Странно как-то взглядывала бедная женщина на богатый иконостас, на серебряные оклады икон, на позолоченные венчики, на блестящие жемчужные привески, на тяжелые медные подсвечники, на хрусталь огромной люстры, спускавшейся с потолка. Взглянула она раз, другой, и вдруг взор ее помрачился; в невыразимом ужасе опустилась она на колени, пала ниц. Все ее слабое, худенькое тело конвульсивно вздрагивало. Ей чудилось, что темные лики гневно и грозно взирали на нее с высоты иконостаса. И в припадке отчаяния, близко граничившего с безумием, она проклинала себя, грехи свои, свои окаянные мысли, – и крепко-крепко стукалась головой о каменный пол, судорожно прижимая скрещенные пальцы правой руки то ко лбу, то к своей наболевшей груди.

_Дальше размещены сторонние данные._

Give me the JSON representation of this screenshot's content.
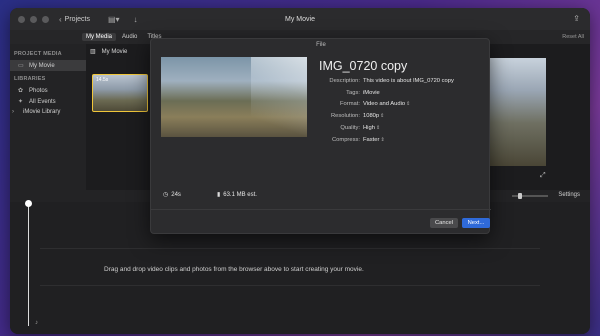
{
  "window": {
    "title": "My Movie",
    "projects_label": "Projects"
  },
  "toolbar": {
    "tabs": [
      {
        "label": "My Media",
        "active": true
      },
      {
        "label": "Audio",
        "active": false
      },
      {
        "label": "Titles",
        "active": false
      }
    ],
    "reset_all": "Reset All"
  },
  "sidebar": {
    "project_media_header": "PROJECT MEDIA",
    "project_item": "My Movie",
    "libraries_header": "LIBRARIES",
    "items": [
      {
        "label": "Photos",
        "icon": "photos-icon"
      },
      {
        "label": "All Events",
        "icon": "star-icon"
      },
      {
        "label": "iMovie Library",
        "icon": "chevron-right-icon"
      }
    ]
  },
  "browser": {
    "title": "My Movie",
    "clip_duration": "14.5s"
  },
  "viewbar": {
    "settings_label": "Settings"
  },
  "timeline": {
    "placeholder": "Drag and drop video clips and photos from the browser above to start creating your movie."
  },
  "dialog": {
    "title": "File",
    "name": "IMG_0720 copy",
    "fields": [
      {
        "label": "Description:",
        "value": "This video is about IMG_0720 copy",
        "dropdown": false
      },
      {
        "label": "Tags:",
        "value": "iMovie",
        "dropdown": false
      },
      {
        "label": "Format:",
        "value": "Video and Audio",
        "dropdown": true
      },
      {
        "label": "Resolution:",
        "value": "1080p",
        "dropdown": true
      },
      {
        "label": "Quality:",
        "value": "High",
        "dropdown": true
      },
      {
        "label": "Compress:",
        "value": "Faster",
        "dropdown": true
      }
    ],
    "duration": "24s",
    "size": "63.1 MB est.",
    "cancel_label": "Cancel",
    "next_label": "Next..."
  }
}
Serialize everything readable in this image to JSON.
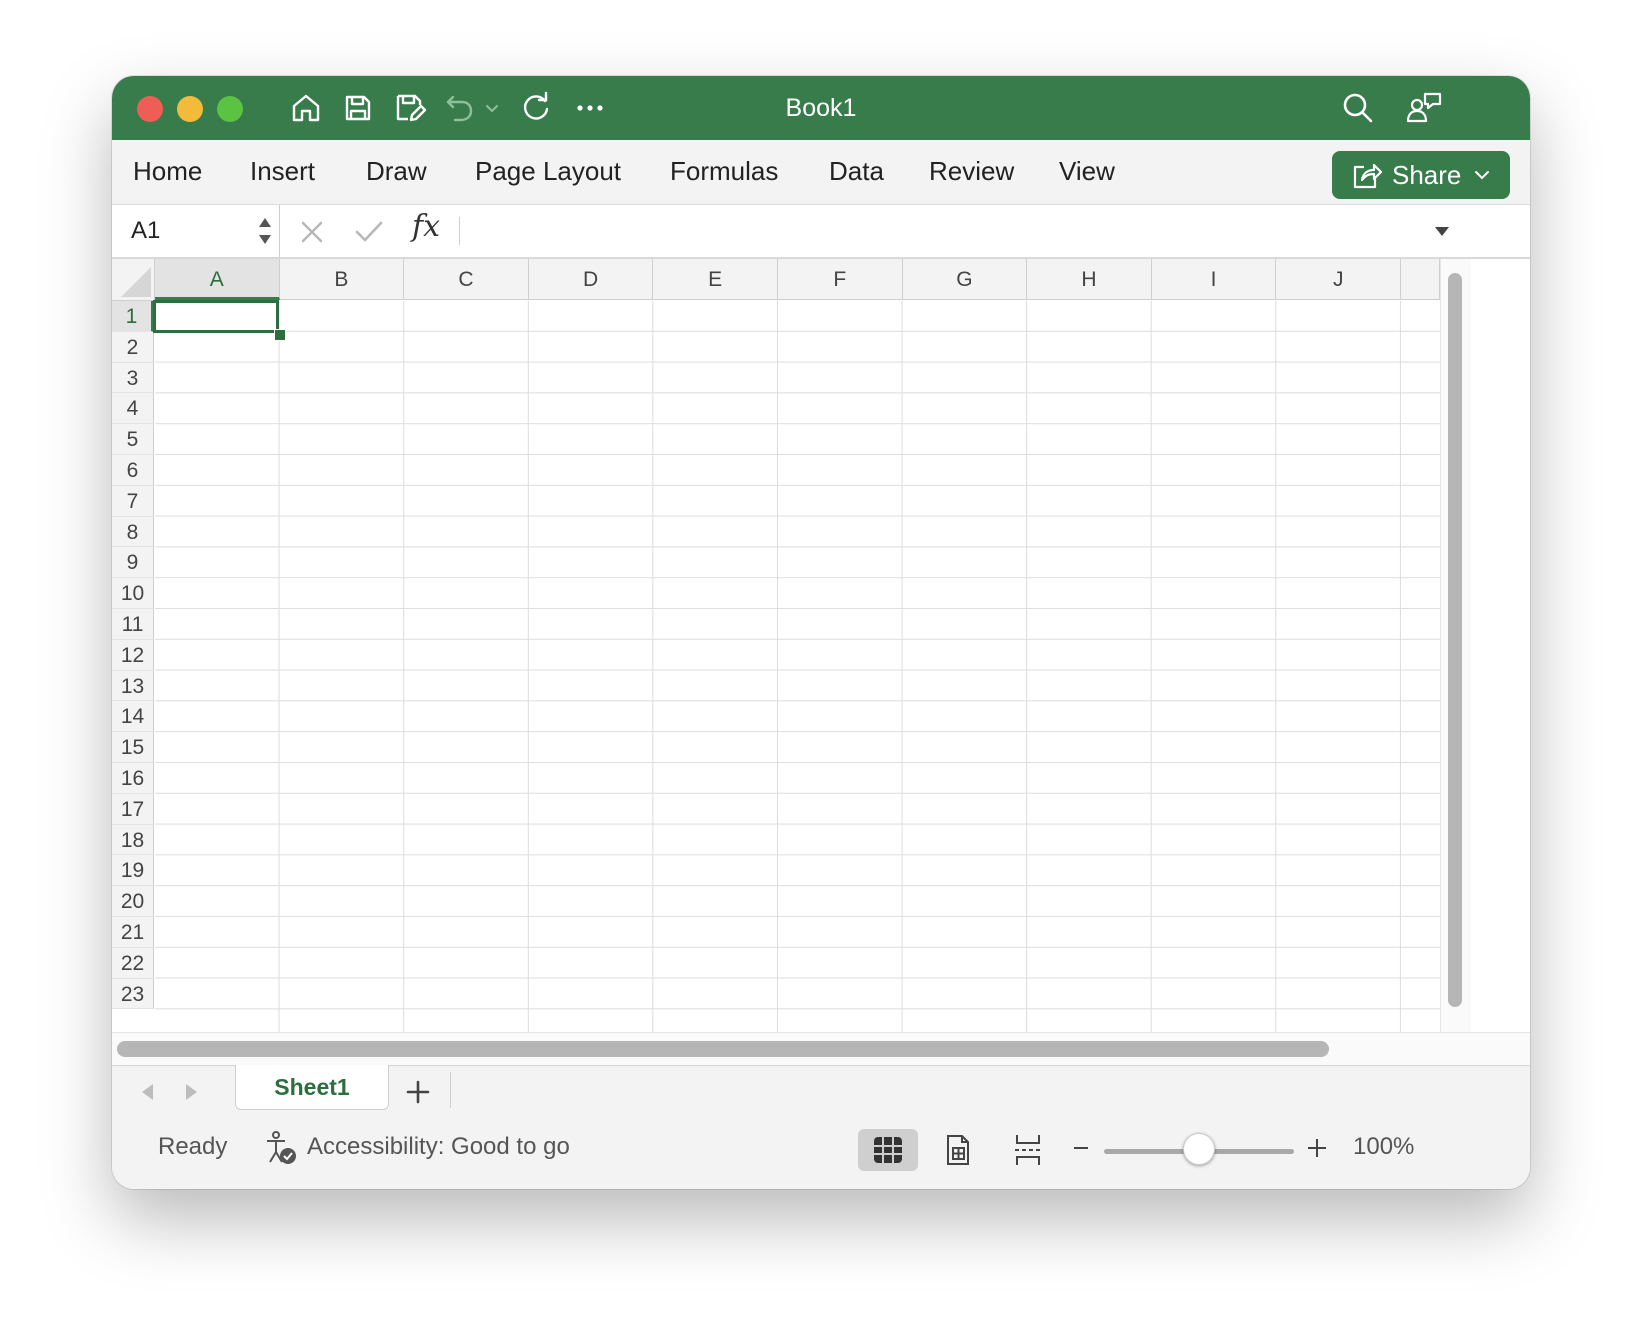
{
  "window": {
    "title": "Book1",
    "accent_color": "#377c4a",
    "traffic_lights": [
      "close",
      "minimize",
      "zoom"
    ]
  },
  "toolbar": {
    "icons": [
      "home-icon",
      "save-icon",
      "save-as-icon",
      "undo-icon",
      "chevron-down-icon",
      "redo-icon",
      "more-icon"
    ],
    "right_icons": [
      "search-icon",
      "collaborate-icon"
    ]
  },
  "menu": {
    "items": [
      "Home",
      "Insert",
      "Draw",
      "Page Layout",
      "Formulas",
      "Data",
      "Review",
      "View"
    ],
    "share_label": "Share"
  },
  "formula_bar": {
    "name_box": "A1",
    "fx_label": "fx",
    "formula_value": ""
  },
  "grid": {
    "columns": [
      "A",
      "B",
      "C",
      "D",
      "E",
      "F",
      "G",
      "H",
      "I",
      "J"
    ],
    "rows": [
      "1",
      "2",
      "3",
      "4",
      "5",
      "6",
      "7",
      "8",
      "9",
      "10",
      "11",
      "12",
      "13",
      "14",
      "15",
      "16",
      "17",
      "18",
      "19",
      "20",
      "21",
      "22",
      "23"
    ],
    "selected_cell": "A1"
  },
  "sheets": {
    "tabs": [
      "Sheet1"
    ],
    "active": "Sheet1"
  },
  "status": {
    "ready": "Ready",
    "accessibility": "Accessibility: Good to go",
    "zoom_value": "100%",
    "zoom_level": 0.5,
    "view_modes": [
      "normal-view-icon",
      "page-layout-view-icon",
      "page-break-preview-icon"
    ],
    "active_view": "normal"
  }
}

Под церковными сводами ложились вечерние тени, сгущались и заливали храм. Несколько восковых свечей там и сям мерцали перед темневшим иконостасом. Глаза Степановны, лихорадочно блестевшие, то дико блуждали по слабо озаренным иконам, тонувшим в полумраке, то перебегали к красному, трепетному пламени догоравших свечей. Степановна силилась отрешиться от всего земного и предаться небесному. Но напрасно! К земле она прикована несокрушимыми цепями; земля ее держит и не выпускает из своих мощных лап.
– Недостойная, я! Недостойная! – с глубоким сердечным сокрушением шепчет Степановна, прижимаясь пылающим лбом к холодным церковным плитам. – Прости мне, господи, если что согрешила словом, делом, ведением и неведением.
Вечерня уже кончилась. Отец Василий молился перед задернутыми завесой царскими вратами[12] и испрашивал у бога духа «смиренномудрия» и «терпения». Степановна тоже просила духа терпения: много терпения ей было надо…
Мерною поступью вышел из церкви барин; щебеча и смеясь, упорхнули барышни из-под мрачных церковных сводов на свежий, весенний воздух; кряхтя и охая, поплелись старушки… За ними побрела и наша богомольщица…
Приближался светлый праздник весны, праздник солнца, тепла и цветов. На высоких местах по полям и лугам вокруг города уже темнели проталины, из-под снега выступала прошлогодняя зелень, растрескивались ивовые почки, и жаворонок по утрам пел громко и звонко.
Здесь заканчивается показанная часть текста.